Just so you know, hotspot treats Boolean, byte, and char as if they were c++ bytes, which counts as 1B. You can read the comments to see which C++ types the other Java types map to. Static and non-static properties are counted separately. Why? Because the storage location is different. Static properties are in the OOP corresponding to the Class object, and non-static properties are in the OOP coming out of New.

So there’s a little bit of detail here, char is 2B in Java, and I’m going to treat it as 1B, so is that ok? Don’t. Hotspot bottom layer does the work, exactly how to do it. Speak later.

After counting, you know how many bytes the object to be created will take up, with the following pseudocode

8 + 4+ oop * count + byte * count......Copy the code

You can’t knit without a container. So now that I have the container, how do I weave it in?

Weave details

Also 64-bit. Let’s start with the details of knitting with pointer compression turned off, which is a little bit special.

Hotspot supports three knitting rules:

  1. Allocation_style =0: Attributes are woven in descending order, oop first. The weaving sequence is OOP, long/double, int, short/char, and byte. If the object size is not 8B aligned after all the attributes are woven, add a padding area at the end. What is the number of padding bytes? I’ll leave that to the smart guys.
  2. Allocation_style =1: Properties are still woven in descending order, but this way oop is woven last. Also, non-8B alignment still requires padding.
  3. Allocation_style =2: This rule combines oop of a subclass with OOP of its parent class

I think, do you have this question: why can not be woven from small to large. Not for also, really can not also. See for yourself.

It has a text marked in red: “4B of valid data is 4B when pointer compression is enabled. This area still occupies 8B of memory. This is the core difference between turning pointer compression on or off.

Whether pointer compression is turned on or not, this area eats 8B of memory. With pointer compression turned off, 4B memory is wasted in this area. Can endure? I can’t stand it. Hotspot gives you choice. By changing the value of -xx :+/-CompactFields, you can choose whether hotspot will weave attributes into the gap. It is enabled by default. You can test it with the following code

Hotspot uses these three sets of rules for attribute weaving to achieve both memory saving and memory alignment. The default is allocation_style=1.

How to access properties

This leaves one last question: how to access. Before the question was raised here, today look at the source found not quite right. The interview details look like this

Oop. Type pointer. Fields. OffsetCopy the code

Because OOP is just a chunk of memory, you don’t know which chunk of memory stores what properties. So hotspot’s approach is to use a type pointer to find the KLass of this OOP object, which has all the property information stored in an array. Use the attribute name + signature to find all information about the specific accessed attribute, which contains the offset. This offset is not yet an object offset, it is an index. To actually find out where the property is in the OOP, take the index and run it. It’s a little abstract. Let me give you an example.
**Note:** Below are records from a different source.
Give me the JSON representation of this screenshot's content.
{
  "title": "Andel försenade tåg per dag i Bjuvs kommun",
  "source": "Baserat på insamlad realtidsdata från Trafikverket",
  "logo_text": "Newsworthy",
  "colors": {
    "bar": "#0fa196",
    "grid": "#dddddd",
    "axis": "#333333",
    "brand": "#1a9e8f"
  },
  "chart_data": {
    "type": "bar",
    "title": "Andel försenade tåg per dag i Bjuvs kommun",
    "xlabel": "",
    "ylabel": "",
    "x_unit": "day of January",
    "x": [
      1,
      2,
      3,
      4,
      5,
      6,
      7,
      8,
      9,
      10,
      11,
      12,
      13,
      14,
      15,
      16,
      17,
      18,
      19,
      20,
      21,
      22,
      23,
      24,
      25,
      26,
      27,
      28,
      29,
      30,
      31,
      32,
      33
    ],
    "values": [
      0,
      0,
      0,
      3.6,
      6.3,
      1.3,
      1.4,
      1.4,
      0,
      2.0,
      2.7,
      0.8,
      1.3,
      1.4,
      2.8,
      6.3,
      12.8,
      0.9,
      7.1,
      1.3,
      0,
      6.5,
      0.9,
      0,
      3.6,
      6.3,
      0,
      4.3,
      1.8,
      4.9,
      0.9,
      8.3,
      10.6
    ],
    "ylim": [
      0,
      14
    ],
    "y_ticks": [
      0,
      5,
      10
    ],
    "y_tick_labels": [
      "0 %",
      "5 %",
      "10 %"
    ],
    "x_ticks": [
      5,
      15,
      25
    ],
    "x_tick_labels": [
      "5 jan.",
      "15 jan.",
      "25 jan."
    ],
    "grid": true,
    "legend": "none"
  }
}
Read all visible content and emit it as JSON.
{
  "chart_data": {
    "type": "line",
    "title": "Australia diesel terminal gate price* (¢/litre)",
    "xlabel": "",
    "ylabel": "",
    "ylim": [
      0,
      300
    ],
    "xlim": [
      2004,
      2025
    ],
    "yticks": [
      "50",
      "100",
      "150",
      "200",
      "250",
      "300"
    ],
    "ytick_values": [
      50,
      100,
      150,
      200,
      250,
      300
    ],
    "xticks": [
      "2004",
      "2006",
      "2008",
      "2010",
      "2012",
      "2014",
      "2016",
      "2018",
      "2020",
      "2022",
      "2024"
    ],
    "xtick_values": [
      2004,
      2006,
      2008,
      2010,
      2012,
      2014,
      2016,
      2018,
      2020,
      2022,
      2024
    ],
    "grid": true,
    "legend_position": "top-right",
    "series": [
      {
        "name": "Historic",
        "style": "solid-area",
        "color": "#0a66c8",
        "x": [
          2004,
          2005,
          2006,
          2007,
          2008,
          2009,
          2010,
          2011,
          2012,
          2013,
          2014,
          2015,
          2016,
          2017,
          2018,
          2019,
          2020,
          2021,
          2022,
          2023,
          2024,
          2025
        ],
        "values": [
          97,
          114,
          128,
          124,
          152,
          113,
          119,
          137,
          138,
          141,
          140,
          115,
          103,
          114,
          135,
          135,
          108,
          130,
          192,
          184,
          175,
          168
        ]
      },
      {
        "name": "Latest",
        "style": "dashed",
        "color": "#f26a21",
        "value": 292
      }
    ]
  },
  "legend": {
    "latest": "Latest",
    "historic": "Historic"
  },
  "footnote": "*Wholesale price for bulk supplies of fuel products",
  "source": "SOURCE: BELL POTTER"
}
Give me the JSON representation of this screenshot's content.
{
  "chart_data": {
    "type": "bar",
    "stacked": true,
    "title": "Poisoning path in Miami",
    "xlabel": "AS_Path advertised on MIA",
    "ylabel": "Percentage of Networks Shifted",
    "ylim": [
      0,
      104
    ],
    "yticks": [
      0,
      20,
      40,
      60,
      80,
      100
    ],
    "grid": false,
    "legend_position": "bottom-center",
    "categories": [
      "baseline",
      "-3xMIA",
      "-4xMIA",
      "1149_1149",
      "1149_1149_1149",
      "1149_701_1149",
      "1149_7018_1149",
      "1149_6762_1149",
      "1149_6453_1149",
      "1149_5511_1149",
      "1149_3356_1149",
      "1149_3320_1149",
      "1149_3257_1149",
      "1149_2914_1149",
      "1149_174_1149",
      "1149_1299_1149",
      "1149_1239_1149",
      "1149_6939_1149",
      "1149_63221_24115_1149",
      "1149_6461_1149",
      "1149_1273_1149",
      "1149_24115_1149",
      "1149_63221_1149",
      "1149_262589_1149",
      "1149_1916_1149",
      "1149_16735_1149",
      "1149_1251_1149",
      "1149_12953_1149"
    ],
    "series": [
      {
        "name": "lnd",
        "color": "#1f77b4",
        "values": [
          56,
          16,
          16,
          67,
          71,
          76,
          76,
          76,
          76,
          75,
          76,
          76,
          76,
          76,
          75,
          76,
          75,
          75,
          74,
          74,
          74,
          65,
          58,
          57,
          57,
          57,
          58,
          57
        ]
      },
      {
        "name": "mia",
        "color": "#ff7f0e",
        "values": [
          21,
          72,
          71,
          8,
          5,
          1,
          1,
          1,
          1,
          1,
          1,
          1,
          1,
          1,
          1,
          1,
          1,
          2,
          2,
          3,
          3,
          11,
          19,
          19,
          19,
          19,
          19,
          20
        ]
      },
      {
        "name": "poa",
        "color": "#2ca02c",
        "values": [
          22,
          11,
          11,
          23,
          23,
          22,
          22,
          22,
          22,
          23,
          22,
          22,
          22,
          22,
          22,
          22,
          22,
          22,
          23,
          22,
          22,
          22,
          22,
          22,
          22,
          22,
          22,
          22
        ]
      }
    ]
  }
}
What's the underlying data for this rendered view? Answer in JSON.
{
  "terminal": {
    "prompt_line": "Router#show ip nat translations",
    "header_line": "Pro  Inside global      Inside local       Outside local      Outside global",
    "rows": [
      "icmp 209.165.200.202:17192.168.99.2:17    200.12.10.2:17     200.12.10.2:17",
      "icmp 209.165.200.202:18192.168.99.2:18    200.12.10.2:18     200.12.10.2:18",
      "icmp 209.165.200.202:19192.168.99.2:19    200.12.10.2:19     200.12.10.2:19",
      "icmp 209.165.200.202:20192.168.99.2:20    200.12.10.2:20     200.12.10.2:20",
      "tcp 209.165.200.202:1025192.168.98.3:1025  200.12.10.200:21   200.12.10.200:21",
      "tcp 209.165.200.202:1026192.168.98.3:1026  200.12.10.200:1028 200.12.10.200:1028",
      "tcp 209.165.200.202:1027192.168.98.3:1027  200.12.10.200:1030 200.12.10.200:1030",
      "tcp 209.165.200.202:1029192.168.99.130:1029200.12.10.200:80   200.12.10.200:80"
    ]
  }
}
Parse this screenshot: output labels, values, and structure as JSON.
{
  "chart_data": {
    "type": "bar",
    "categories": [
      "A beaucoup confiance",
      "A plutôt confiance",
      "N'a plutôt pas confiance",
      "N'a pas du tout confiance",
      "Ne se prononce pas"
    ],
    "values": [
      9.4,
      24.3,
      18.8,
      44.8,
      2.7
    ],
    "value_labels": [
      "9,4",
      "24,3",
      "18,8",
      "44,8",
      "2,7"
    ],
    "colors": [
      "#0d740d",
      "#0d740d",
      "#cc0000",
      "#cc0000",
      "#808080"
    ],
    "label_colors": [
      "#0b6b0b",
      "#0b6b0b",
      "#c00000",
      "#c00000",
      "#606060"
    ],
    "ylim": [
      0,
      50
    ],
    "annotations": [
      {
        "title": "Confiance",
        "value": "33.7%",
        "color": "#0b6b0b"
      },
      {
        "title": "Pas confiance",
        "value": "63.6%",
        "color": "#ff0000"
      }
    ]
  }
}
For example, there are two chArs in a Java class that are woven in code order. If I want to access C2:

  1. Get the klass of the Test class using the oop
  2. Call findField and pass in the attribute name + signature to get the complete information for C2 and offset
  3. Then call inject char_offset_ADDR (offset) to calculate the MEMORY address of C2 in oop
  4. Access the data from C2

When is field. Offset calculated

Recommended reading

  1. How to become a tech guru? How to gain architectural experience?
  2. STW, who’s been bothering you for most of your life, is finally graduating today
  3. From hotspot source code level analysis of Java polymorphic implementation principle

conclusion

I am ziya teacher, like to delve into the bottom layer, in-depth study of Windows, Linux kernel, JVM. Like to share core knowledge, if you also like to study the bottom, like core knowledge, you can follow my public number: hard nuclear teeth.